Warum wir von Firebase zu Supabase gewechselt sind
(koptional.com)- Vorteile von Firebase
- Die frühe Firebase-Realtime-DB war revolutionär (bevor WebSockets/SSE weit verbreitet waren)
- Mit Firestore lassen sich Probleme des clientseitigen State-Managements im Zusammenhang mit aktuellen Daten lösen
- Echtzeit-Erlebnisse lassen sich kostenlos anbieten
- Nachteile
- Google-/GSuite-Login ist Pflicht
- Firebase Hosting erlaubt keine granulare Dateiverwaltung
- Das Erstellen von Firebase-Indizes ist langsam und eher schwach. Dasselbe ist deutlich langsamer als bei Algoria Index
- Es ist nicht Open Source, daher gibt es keine Garantie für langfristigen Fortbestand (wie bei Parse). Auch eine Abhängigkeit von einer bestimmten API-Version ist nicht möglich
- Lokal lässt es sich nicht vollständig ausführen. Es gibt zwar einen Emulator, aber er ist langsam, schwer zu debuggen und funktionsarm
- Die Firebase CLI ist extrem geschlossen
- Aufgrund der jüngsten Entwicklungen kamen wir zu dem Schluss, dass etwas wie Supabase besser zu unserer Zukunft passt
- Kürzlich hat Firebase die Cloud-Function-Logs-Funktion aus dem Dashboard entfernt.

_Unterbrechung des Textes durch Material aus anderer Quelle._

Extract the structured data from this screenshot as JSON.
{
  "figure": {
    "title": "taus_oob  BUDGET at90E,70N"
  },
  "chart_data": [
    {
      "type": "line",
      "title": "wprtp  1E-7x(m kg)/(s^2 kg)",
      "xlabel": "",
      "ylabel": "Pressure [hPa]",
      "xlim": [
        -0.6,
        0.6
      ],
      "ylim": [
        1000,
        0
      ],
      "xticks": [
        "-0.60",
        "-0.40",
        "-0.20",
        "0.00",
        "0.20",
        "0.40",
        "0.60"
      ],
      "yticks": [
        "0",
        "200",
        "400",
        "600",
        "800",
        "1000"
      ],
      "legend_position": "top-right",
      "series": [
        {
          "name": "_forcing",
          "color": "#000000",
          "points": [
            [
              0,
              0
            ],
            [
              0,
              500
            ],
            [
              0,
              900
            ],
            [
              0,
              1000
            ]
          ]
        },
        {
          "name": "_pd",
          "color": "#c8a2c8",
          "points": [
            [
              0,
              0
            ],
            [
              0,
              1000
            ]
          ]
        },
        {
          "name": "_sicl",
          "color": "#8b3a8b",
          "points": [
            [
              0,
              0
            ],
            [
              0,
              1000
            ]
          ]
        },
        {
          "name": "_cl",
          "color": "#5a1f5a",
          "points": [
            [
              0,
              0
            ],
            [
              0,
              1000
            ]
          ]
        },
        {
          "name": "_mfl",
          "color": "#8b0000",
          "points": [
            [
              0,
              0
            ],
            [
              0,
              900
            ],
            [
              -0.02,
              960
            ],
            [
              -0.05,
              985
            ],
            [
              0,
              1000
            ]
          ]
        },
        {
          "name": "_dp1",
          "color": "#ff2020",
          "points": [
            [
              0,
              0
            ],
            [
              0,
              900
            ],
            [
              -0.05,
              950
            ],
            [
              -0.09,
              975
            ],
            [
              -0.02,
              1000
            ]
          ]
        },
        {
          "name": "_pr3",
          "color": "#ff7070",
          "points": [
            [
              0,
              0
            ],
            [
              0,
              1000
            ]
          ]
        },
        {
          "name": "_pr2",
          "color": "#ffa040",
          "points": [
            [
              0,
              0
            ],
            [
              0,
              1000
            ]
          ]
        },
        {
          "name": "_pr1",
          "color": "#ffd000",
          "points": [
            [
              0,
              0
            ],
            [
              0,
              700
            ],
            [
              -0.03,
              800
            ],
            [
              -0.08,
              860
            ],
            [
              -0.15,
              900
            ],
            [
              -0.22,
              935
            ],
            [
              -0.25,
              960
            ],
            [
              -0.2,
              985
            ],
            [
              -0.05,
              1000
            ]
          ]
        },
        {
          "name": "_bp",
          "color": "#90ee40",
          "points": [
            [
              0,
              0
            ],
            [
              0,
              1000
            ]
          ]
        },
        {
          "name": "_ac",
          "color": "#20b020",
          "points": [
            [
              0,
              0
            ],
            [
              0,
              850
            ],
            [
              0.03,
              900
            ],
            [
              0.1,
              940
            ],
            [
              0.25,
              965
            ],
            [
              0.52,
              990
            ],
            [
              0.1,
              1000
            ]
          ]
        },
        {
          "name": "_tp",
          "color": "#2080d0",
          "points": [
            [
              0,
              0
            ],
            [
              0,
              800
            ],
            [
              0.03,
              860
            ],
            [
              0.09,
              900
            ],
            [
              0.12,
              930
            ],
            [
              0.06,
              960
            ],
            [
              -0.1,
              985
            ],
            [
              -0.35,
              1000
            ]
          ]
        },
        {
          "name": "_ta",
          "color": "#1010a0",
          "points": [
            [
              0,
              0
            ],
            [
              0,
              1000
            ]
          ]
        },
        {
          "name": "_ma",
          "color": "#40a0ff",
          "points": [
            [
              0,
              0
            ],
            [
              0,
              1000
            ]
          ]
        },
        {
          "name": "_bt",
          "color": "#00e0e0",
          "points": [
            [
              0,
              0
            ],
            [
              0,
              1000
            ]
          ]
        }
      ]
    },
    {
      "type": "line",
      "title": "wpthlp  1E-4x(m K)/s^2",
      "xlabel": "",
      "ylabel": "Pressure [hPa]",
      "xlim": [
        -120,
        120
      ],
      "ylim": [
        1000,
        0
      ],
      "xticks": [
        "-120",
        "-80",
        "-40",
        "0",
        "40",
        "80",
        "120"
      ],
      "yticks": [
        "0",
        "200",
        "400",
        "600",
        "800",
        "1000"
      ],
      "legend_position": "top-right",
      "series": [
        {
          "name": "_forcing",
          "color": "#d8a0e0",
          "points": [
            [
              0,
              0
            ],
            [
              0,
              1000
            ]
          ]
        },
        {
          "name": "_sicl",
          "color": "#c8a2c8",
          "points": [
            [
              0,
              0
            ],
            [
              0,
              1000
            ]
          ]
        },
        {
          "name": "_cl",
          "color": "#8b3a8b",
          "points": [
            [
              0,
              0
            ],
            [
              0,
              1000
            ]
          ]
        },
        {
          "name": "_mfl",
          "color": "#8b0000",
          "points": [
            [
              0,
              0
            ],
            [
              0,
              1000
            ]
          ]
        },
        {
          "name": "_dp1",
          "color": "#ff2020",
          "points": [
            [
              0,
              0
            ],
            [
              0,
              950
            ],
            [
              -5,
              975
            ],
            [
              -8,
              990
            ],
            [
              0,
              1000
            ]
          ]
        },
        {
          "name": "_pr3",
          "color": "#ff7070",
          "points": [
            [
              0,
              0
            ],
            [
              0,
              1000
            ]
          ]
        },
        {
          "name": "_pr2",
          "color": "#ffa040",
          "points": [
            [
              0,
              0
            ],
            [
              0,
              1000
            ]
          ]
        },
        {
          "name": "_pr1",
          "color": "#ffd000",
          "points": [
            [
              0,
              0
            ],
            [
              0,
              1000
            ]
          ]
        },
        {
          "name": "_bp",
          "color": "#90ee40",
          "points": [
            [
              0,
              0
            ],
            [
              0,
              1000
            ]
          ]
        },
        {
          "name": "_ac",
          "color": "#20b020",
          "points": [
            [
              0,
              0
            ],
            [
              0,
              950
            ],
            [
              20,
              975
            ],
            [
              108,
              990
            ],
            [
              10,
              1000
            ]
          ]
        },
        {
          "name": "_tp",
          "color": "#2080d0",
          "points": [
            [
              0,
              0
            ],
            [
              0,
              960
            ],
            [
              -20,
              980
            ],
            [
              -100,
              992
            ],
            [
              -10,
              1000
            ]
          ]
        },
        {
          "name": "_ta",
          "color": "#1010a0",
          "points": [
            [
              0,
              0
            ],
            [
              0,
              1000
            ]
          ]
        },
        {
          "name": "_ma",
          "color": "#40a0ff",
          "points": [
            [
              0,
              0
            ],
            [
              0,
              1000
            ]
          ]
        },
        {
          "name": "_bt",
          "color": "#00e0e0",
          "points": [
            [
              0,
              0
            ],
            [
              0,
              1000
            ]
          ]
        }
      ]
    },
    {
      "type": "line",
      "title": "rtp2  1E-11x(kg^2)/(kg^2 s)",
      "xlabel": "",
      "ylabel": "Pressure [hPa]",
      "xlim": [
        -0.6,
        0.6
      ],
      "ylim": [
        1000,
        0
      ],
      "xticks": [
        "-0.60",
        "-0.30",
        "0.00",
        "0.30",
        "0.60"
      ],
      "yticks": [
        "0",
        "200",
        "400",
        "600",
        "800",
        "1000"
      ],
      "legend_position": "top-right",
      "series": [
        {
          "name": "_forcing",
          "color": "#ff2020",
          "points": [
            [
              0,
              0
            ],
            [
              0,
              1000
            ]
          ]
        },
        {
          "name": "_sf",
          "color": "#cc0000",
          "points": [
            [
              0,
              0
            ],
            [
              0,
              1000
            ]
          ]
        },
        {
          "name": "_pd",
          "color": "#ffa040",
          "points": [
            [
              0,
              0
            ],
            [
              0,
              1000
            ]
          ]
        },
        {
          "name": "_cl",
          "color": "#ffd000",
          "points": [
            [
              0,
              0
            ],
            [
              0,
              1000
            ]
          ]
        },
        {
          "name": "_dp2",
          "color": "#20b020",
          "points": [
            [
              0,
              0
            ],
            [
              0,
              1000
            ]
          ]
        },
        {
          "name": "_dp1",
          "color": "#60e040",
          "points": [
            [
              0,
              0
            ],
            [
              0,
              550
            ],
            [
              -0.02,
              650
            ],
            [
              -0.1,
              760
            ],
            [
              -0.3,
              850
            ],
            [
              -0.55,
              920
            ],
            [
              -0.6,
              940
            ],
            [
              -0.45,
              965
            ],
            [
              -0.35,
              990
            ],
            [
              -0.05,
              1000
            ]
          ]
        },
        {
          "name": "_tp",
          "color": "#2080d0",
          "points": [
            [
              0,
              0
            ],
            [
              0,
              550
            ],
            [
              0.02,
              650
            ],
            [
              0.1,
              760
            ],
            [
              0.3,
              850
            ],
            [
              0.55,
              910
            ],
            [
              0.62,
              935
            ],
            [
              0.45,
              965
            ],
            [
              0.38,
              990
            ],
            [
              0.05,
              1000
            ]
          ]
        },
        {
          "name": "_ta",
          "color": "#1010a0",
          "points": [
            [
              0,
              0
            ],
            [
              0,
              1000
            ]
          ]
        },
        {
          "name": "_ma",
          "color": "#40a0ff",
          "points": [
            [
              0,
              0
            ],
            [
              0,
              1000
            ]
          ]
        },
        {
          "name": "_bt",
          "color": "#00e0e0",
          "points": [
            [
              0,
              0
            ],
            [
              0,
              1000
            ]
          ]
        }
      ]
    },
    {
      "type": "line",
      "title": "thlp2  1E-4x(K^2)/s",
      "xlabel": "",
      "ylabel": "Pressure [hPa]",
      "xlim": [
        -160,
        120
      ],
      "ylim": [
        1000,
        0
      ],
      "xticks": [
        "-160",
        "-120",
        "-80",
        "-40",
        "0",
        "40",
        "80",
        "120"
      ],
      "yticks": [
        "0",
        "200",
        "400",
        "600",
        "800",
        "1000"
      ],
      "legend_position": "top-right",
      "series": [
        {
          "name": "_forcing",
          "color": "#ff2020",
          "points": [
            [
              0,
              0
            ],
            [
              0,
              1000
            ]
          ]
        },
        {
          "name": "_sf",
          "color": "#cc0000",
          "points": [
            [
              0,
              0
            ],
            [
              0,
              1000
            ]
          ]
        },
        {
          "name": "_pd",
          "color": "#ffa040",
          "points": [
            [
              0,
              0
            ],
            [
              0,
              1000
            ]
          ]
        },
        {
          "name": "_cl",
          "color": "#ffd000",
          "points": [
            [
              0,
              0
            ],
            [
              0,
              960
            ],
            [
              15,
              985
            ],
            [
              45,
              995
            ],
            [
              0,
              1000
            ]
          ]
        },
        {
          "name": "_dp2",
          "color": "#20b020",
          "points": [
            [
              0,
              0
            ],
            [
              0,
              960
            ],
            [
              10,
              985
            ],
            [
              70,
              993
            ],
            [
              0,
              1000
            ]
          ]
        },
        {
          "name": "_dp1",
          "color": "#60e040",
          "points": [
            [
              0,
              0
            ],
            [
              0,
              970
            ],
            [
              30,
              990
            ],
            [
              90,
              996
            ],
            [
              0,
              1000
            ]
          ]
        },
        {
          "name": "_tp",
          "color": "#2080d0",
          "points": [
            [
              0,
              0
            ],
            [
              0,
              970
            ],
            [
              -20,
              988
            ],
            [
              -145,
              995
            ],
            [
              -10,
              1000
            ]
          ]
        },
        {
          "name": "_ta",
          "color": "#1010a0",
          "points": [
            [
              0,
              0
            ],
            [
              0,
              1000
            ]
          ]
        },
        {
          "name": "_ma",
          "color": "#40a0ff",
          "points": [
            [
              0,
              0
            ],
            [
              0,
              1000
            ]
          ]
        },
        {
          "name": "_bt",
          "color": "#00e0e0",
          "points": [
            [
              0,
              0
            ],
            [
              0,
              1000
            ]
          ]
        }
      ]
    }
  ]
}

Um sie zu sehen, muss man jetzt zu GCP gehen
- Es wirkt, als würde GCP die Firebase-Entwicklungsumgebung kannibalisieren
- Das Cloud-Function-CI/CD ist schlechter geworden
- Zwar hieß es, dass 80 Deployments pro 100 Sekunden möglich seien, und bisher gab es damit keine Probleme, aber zuletzt schlagen Deployments fehl, wenn man darüber kommt
- Firebase bietet keine saubere Möglichkeit, nur geänderte Funktionen zu deployen; daher ist diese 80er-Grenze zu niedrig und unpraktisch
- Firebase lenkt Nutzer zunehmend zu GCP, um essenzielle Services verwenden zu können
- Kürzlich hat Firebase die Cloud-Function-Logs-Funktion aus dem Dashboard entfernt. Um sie zu sehen, muss man jetzt zu GCP gehen
- Wir haben kürzlich mit Supabase entwickelt, und die Developer Experience war gut
- Besonders Row Level Security ist leistungsfähiger als Firestore Rules
- Positiv ist auch, dass Supabase Deno/PostgreSQL verwendet
2 Kommentare
Supabase scheint gerade richtig durchzustarten. Wenn man PostgreSQL nutzt, ist es wirklich sehr gut geeignet.